The United Nations said in a statement released in Damascus that it "is extremely saddened and appalled by the recent escalation in fighting" in several parts of Syria, calling on all sides to cease indiscriminate attacks on civilians and civilian infrastructures.
It urged access to east Aleppo, where more than 250,000 people have been under siege for nearly four months.
It said the U.N stands ready to assist people in east Aleppo "as soon as access is granted by all parties." It said it has shared with all parties to the conflict in Aleppo and concerned member states a detailed humanitarian plan to provide urgently needed assistance to the inhabitants of east Aleppo, and conduct medical evacuations for the ill and injured" confirmed both Syria Humanitarian Coordinator Ali Al-Za'tari and the Regional Humanitarian Coordinator for the Syria Crisis Kevin Kennedy.
"It is imperative all parties agree to the plan and allow us to secure immediate, safe and unimpeded access to provide relief to those most in need in east Aleppo, but equally in all other parts of Syria," they said.
Meanwhile, an aircraft believed to be American killed late Friday a senior official with al-Qaida's affiliate in Syria known as Fatah al-Sham Front northwest of the country along with two other people, according to the Observatory and jihadi websites.
A militant website and jihadis said the man was Egyptian citizen Abu Abdullah al-Muhajer, an Afghanistan fighting veteran who has been recently working closely with Fatah al-Sham Front's leader Abu Mohammed al-Golani.

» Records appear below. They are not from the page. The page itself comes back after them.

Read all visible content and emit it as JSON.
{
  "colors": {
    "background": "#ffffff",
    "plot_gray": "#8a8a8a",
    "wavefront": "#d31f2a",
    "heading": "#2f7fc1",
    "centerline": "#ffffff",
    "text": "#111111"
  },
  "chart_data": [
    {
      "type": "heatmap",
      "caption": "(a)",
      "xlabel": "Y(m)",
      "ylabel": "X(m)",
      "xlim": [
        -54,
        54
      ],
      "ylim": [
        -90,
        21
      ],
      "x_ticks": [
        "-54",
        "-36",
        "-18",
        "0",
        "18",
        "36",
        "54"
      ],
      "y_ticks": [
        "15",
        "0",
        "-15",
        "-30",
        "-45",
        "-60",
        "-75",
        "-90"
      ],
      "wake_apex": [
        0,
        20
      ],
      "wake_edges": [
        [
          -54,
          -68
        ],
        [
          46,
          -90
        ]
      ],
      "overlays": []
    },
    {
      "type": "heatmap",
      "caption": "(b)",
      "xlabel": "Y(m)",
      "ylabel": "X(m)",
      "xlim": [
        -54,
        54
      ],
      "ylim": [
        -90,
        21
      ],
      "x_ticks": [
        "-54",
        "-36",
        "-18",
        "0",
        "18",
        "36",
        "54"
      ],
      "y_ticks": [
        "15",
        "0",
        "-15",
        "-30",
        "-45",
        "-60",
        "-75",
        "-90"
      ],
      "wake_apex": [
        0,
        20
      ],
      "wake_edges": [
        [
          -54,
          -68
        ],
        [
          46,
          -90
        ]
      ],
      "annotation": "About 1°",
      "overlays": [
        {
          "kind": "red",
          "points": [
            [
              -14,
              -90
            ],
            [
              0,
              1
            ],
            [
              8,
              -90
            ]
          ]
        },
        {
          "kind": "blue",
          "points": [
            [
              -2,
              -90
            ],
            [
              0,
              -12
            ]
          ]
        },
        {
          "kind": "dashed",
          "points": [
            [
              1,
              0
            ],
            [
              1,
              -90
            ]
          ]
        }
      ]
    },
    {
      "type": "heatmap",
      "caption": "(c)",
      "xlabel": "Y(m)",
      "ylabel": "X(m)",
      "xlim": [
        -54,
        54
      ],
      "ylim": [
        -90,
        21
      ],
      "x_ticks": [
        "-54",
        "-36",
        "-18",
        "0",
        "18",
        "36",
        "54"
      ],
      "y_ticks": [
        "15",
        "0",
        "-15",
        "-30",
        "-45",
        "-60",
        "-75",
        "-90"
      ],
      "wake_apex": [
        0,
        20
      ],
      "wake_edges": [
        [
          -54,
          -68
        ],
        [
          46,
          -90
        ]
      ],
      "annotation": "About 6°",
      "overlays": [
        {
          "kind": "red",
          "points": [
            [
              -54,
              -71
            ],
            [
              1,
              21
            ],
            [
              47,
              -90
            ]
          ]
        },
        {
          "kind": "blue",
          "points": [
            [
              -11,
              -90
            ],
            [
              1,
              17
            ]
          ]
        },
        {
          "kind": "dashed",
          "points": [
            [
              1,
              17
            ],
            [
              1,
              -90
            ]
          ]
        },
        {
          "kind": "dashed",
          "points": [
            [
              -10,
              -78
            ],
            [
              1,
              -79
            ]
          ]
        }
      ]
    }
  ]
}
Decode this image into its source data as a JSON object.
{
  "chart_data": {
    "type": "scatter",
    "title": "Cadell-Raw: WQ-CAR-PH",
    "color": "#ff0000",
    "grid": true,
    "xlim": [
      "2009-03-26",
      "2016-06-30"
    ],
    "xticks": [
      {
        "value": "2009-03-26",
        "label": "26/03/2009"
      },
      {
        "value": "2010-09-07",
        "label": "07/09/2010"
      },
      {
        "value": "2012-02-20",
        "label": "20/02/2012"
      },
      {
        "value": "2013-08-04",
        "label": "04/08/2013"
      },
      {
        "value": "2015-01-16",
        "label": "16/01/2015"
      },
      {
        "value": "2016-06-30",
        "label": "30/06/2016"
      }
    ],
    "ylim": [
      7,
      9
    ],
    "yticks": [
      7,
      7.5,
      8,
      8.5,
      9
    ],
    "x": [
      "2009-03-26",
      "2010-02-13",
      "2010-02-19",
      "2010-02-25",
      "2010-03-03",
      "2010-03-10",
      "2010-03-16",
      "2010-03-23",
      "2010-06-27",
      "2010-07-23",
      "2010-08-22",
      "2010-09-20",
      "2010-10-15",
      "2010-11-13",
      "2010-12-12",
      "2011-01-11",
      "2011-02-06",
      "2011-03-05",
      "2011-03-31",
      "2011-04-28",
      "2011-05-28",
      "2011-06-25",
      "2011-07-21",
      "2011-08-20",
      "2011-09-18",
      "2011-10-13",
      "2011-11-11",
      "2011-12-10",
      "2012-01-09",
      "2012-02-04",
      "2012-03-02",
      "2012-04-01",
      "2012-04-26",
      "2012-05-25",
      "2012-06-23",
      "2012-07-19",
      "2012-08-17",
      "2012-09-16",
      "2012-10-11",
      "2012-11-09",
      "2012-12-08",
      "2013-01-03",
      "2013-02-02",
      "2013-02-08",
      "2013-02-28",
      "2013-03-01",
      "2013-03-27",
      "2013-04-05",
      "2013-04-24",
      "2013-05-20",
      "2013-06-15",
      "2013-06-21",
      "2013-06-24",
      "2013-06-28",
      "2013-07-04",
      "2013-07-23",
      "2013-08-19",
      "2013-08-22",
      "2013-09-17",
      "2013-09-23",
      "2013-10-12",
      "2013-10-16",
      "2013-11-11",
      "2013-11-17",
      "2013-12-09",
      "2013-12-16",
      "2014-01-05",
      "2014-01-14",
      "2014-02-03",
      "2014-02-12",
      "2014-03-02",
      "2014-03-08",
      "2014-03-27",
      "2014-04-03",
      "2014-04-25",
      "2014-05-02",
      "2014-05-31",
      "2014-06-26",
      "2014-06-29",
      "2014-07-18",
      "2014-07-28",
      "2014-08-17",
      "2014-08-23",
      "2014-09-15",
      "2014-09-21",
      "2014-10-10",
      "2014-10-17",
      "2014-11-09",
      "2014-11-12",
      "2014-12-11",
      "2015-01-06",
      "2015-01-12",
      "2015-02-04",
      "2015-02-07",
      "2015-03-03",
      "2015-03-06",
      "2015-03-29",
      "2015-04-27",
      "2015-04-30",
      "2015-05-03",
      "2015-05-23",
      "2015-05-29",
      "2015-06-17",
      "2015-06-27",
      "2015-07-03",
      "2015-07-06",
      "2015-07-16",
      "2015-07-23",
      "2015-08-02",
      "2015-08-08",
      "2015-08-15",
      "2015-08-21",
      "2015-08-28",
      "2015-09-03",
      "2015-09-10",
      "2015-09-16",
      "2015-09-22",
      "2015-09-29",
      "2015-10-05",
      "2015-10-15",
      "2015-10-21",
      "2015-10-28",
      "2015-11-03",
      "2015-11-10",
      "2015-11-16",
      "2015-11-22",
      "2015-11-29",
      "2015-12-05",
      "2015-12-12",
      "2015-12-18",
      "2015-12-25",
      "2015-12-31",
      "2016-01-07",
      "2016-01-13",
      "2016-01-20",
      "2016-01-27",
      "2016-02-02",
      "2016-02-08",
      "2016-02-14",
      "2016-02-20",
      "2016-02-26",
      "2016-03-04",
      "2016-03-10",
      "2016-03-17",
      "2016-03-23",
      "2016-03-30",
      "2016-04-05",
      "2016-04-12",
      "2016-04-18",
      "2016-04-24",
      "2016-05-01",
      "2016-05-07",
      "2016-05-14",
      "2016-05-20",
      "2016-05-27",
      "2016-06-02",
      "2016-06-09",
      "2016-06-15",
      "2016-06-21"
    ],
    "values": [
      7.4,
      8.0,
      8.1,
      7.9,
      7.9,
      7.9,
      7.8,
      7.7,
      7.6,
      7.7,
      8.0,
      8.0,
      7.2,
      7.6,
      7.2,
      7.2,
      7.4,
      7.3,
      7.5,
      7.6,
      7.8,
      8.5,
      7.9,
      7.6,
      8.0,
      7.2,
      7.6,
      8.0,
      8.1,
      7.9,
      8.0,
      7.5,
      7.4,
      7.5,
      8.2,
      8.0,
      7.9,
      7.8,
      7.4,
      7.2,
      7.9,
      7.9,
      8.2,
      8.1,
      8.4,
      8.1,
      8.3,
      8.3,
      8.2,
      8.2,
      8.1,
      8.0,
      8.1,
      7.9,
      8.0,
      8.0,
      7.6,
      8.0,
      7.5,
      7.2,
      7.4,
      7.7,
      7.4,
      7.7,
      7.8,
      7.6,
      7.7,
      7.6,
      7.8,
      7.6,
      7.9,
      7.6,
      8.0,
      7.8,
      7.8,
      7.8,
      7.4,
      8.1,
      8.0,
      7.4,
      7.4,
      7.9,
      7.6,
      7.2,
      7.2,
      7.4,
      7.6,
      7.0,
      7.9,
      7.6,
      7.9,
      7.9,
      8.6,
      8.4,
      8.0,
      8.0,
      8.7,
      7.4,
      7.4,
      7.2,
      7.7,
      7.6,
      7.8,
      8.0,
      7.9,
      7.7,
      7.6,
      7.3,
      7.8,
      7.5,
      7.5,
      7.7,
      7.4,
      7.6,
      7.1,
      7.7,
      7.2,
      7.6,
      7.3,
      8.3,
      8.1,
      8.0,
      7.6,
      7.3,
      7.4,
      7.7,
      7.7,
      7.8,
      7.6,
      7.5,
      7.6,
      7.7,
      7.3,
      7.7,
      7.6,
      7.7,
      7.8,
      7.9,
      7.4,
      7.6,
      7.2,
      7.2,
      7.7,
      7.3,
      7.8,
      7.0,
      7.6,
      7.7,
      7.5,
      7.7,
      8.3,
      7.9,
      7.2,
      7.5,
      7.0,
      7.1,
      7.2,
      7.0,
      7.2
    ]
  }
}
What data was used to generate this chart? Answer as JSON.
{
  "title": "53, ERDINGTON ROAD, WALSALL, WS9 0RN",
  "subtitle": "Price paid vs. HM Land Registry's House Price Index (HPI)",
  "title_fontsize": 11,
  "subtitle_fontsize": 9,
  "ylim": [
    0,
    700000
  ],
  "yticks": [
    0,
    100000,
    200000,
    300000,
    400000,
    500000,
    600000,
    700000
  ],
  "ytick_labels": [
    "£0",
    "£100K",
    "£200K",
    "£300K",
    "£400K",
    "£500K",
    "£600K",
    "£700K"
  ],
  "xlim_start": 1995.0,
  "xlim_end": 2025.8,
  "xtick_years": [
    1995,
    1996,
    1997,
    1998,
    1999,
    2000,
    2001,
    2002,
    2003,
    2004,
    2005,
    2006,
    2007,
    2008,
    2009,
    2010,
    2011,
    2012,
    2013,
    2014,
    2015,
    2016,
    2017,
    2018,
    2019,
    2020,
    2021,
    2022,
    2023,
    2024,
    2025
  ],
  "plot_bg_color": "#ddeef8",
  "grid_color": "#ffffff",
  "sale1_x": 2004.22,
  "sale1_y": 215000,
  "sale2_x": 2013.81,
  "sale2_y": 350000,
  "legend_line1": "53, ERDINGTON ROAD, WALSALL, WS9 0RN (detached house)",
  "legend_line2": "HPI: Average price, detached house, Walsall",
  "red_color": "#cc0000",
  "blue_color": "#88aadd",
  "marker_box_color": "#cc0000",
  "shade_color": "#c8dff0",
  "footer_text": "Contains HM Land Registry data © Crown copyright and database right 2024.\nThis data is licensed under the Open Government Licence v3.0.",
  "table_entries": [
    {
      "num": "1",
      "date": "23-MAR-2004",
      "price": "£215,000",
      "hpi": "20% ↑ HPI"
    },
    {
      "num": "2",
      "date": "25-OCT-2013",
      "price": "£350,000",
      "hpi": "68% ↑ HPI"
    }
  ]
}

Al-Muhajer, whose real name was Abdul-Rahman Ali, joined the early jihad and then subsequent infighting in Afghanistan, according to the website, which provided a profile. It said he went on to Pakistan to study for a post-graduate degree in Sharia law and fled again to Afghanistan after being sought by Pakistani police. He worked as a preacher there and was close to the late al-Qaida leader Osama bin Laden and his successor Ayman al-Zawahri. After the U.S. invasion of Afghanistan, he fled to Iran and spent several years in prison before he was released.
The Observatory confirmed that an Egyptian commander with the al-Qaida affiliate was killed along with two people when their vehicle was struck with a missile fired from an aircraft.
The U.S. has killed several top al-Qaida officials in Syria since the start of 2015. Last month, a drone attack killed top Egyptian al-Qaida veteran Ahmed Salama Mabrouk.